When I write my Christmas blog post each year I usually have a topic or theme for it. Some of them have been: the wonder and happiness that Christmas tree and mantelpiece lights inspire for me, how warm and happy memories of holidays past can make you feel, the traditions that mean Christmas for me and others, and the way that seasonal songs stir our hearts and memories.
This year as Christmas approaches, I have been thinking a lot about home. Maybe it’s because next summer will mark three decades since I arrived in Britain. By the end of next summer I will have lived half my life in Britain and half of it in Canada.
It’s hard to believe I’ve been in the United Kingdom for so long now. For many years after I moved to Britain, I avoided using the word ‘home’ to describe where I was living.

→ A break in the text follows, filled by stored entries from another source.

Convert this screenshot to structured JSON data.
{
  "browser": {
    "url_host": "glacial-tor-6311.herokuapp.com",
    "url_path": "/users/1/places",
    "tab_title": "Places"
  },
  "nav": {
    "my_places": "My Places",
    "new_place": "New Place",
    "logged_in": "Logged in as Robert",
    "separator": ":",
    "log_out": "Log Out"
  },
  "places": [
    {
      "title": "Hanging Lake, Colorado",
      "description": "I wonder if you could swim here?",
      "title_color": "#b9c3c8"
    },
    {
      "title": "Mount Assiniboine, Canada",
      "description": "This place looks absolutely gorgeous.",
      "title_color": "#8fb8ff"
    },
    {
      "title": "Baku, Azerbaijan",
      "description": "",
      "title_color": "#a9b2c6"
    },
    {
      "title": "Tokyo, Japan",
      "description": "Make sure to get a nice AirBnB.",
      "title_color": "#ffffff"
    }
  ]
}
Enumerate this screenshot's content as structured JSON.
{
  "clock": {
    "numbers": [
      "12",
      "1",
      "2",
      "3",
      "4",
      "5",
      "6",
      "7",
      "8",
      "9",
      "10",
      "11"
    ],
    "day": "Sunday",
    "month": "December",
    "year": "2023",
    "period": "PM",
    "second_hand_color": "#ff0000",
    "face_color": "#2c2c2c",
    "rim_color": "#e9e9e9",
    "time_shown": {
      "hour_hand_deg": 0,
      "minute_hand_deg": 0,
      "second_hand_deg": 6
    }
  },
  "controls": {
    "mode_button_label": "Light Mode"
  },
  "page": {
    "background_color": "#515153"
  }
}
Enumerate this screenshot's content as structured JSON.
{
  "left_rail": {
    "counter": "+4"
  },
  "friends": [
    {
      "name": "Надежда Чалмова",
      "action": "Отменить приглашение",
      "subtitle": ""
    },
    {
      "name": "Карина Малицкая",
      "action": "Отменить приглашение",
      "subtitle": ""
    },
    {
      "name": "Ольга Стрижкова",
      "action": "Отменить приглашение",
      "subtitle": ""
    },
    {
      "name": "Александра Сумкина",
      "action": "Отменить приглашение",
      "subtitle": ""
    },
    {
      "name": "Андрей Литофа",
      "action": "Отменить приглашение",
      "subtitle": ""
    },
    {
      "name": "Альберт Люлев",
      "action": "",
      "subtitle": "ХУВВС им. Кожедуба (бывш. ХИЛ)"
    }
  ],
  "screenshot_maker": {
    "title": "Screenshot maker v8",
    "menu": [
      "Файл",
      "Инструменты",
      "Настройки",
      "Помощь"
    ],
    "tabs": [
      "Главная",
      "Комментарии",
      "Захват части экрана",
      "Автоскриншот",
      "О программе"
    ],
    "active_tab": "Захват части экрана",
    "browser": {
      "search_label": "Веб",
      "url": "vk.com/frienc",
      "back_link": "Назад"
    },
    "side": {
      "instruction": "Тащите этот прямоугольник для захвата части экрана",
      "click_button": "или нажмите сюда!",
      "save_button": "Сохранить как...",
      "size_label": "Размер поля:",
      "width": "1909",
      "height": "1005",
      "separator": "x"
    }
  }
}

I felt settled and happy here yet I didn’t feel like it was my home. At the same time, I had been away from Canada for long enough that I didn’t feel my native country was home either. So it was easier not to use the word at all. ‘Our house’ or ‘our place’ worked better.
But recently I’ve noticed that I now refer to the farm where I’ve lived for more than a decade as home without even thinking about it. That just feels like the right way to describe it. Although I think of myself as a Canadian, I have friends and my husband’s family in the area and I’m involved in many community activities. I’ve become part of the place where I live. I feel comfortable here.
And I’ve realised that home isn’t necessarily where you were born or where you grew up. It doesn’t have to be where you’ve lived most of your life. You might not have even lived there for very long. Or you may only visit when you can. It might be a remote cabin surrounded by snowy peaks or a hut under the blazing sun on a white sandy beach or a crumbling grey stone castle shrouded in mist or an apartment, identical to all the others, in a towering skyscraper. Home is where you are comfortable and feel you belong whether that is as part of a large boisterous family or living alone with your pet. It’s the place, the people, and the pets that you choose to be with.
Last year when I was working on some designs for my Redbubble shop for Christmas, I created several that shared the same slogan: ‘Home is where holidays happen’. The designs feature different living rooms, people and animals in each one but they share the same theme. I think they encapsulate my recent musings about home and Christmas.
Whether you have a quiet toast to the season with your cat on the couch in your bedsitter apartment or a relaxed celebration with one or two good friends in your tiny three room cottage or a huge party with family and friends spilling out of the front door of a five storey mansion, home is where you share love and laughter, and make holiday memories that will live on in your heart and mind. It’s where you want to be during the holiday season.
Last year in my Christmas blog post I shared a short story I’d written which loosely relates to what I’ve been talking about. In the story I talk about why hot apple cider is one of my lasting memories of Christmas and winter. If you’d like to read that post, you’ll find it here.
Today is Christmas Eve and there’s only a few hours until the festivities begin. I hope the holiday that happens in your home this year is a wonderful one and I’d like to wish you a very Merry Christmas and a happy, healthy New Year.